Tesla still hasn't achieved their 2016 self-drive goal by their self imposed deadline of 2017, even now a decade later. So, politely, is that accolade merited?
The current vehicles sure seem to come close. I'm not entirely clear on how they've missed this goal, but the current models can do full self driving where I live, including parking.
Sure they have improved but how do we define success? Is success "It can drive a road it has never been on?" Even then I'm not sure because the model (not the physical car) has probably scanned that road before so it is recalling a prior route while being aware of hazards. Is that learning, or rote memorization?
My Tesla drives to walmart, finds a parking spot, comes to me outside walmart and drives me home. I've been driving my model 3 for years, and honestly, i've never had to "Take over" due to a saftey issue.
I could never trust a Tesla to drive safely around people. They seem like death traps. Could you share a link to the coast to coast drive please? How aided was it?
That's just a man standing by his car. I'm asking for video proof, I'm sorry that wasn't clear off the bat. I also abstain from X due to Elon's track record, so I'm not going to keep searching there for it. Could you please tell me how to self serve on this?
I've driven a Tesla on and off for about 4 years, and I'm thankful to never do so again.
> It's literally been rated the safest car in America since it's inception.
I'm locating our disconnect a bit better: something can be marked "safest car" for road tests but still be rife with issues, like its obnoxious UI choices, etc.
I can just tell you hate eveything Elon, so this is a pointless conversation. That was a post from Karpathy, who we are all talking about in the thread, so i thought it was the most pertinent. I'm sure you can google it, it's proven, so no point arguing that it didn't happen.
Obviously, since you can't even use X out of your hate for Elon, There's no way you have "Driven a Tesla on and off for four years". Thats just a lie. NHTSA has given every vehicle a 5/5, and model 3 is "The top saftey pick" of all cars for their crash test results.

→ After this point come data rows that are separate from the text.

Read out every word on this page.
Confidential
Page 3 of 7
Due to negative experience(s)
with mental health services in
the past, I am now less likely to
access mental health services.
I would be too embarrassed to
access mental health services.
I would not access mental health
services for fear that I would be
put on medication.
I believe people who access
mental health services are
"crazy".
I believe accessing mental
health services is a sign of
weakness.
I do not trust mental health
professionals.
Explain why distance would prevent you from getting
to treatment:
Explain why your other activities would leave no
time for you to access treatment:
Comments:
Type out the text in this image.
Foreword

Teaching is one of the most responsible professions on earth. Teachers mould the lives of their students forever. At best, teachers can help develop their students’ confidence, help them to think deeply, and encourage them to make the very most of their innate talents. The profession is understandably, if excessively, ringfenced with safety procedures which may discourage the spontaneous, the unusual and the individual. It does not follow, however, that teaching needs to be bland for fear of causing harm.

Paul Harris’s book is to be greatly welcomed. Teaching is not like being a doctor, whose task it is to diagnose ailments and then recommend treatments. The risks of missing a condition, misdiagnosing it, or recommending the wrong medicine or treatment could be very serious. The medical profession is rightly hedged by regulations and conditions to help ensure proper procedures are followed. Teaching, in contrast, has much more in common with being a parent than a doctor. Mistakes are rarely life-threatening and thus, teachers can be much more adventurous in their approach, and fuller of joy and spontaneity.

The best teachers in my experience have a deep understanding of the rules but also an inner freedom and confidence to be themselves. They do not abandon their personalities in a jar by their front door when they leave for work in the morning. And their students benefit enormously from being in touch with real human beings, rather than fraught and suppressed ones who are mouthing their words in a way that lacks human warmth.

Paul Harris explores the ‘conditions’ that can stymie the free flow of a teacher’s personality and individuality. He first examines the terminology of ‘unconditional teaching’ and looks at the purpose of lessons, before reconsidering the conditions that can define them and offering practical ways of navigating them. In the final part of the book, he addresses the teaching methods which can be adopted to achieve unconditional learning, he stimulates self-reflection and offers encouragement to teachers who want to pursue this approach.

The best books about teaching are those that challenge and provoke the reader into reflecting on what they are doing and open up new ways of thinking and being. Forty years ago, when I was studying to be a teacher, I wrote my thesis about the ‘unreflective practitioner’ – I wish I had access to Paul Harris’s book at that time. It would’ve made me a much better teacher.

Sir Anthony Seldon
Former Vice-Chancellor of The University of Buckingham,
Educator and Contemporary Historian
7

The safety comes from the inherent electric drives. They are much less likely to flip and much less likely to catch fire.
from your Tesla Deaths, 772 deaths over hundreds of billions of miles is absolutely incredible. Do you have any data to share on Fords mile to death ratio? Do you offer any comparisons? Or are you still just hating elon, for being elon?
Edit: Also, have you looked through the Tesla Deaths that you posted? A drunk driver is involved in alot of those, at no fault to the Tesla. One of the largest "Tesla Deaths" was someone driving on the wrong side of the freeway and they crashed into the tesla killing a whole family in the Tesla. How on earth are you using this slop as evidence that Tesla's are unsafe.... That's not ignorance, that's actually just evil...
lol Dude I should be the one verifying your age with this response. I don’t hate Elon, I am wary of his track record and I don’t use X. I drove a Tesla back in 2012, and it’s been a marked downgrade ever since.
I’m not going to keep engaging with someone who makes wild assumptions about my stance and accuses me of lying, ignorance, and evil. I was really hoping for video proof; I know Elon is the type of guy to hold that high with all that SpaceX footage.
How does Elon's arbitrary deadlines impact whether the accolade is "merited"? Incredible progress was made in a fairly short amount of time. His accolade isn't based on his employer's ability to predict delivery dates, they're based on the quality of the systems that are actively deployed today.
I think an accolade's merit is based on the definition of done for work delivered. Elon certainly told the public a certain vision of self-driving (a definition of done) and it didn't come to fruition despite PR progress; i.e. a washing machine can do a lot of work, but is it the right work?
We can arbitrate about what "self-driving success" means until the cows come home, but my point is I've seen a lot of self-driving failures from the Teslas I've witnessed in person.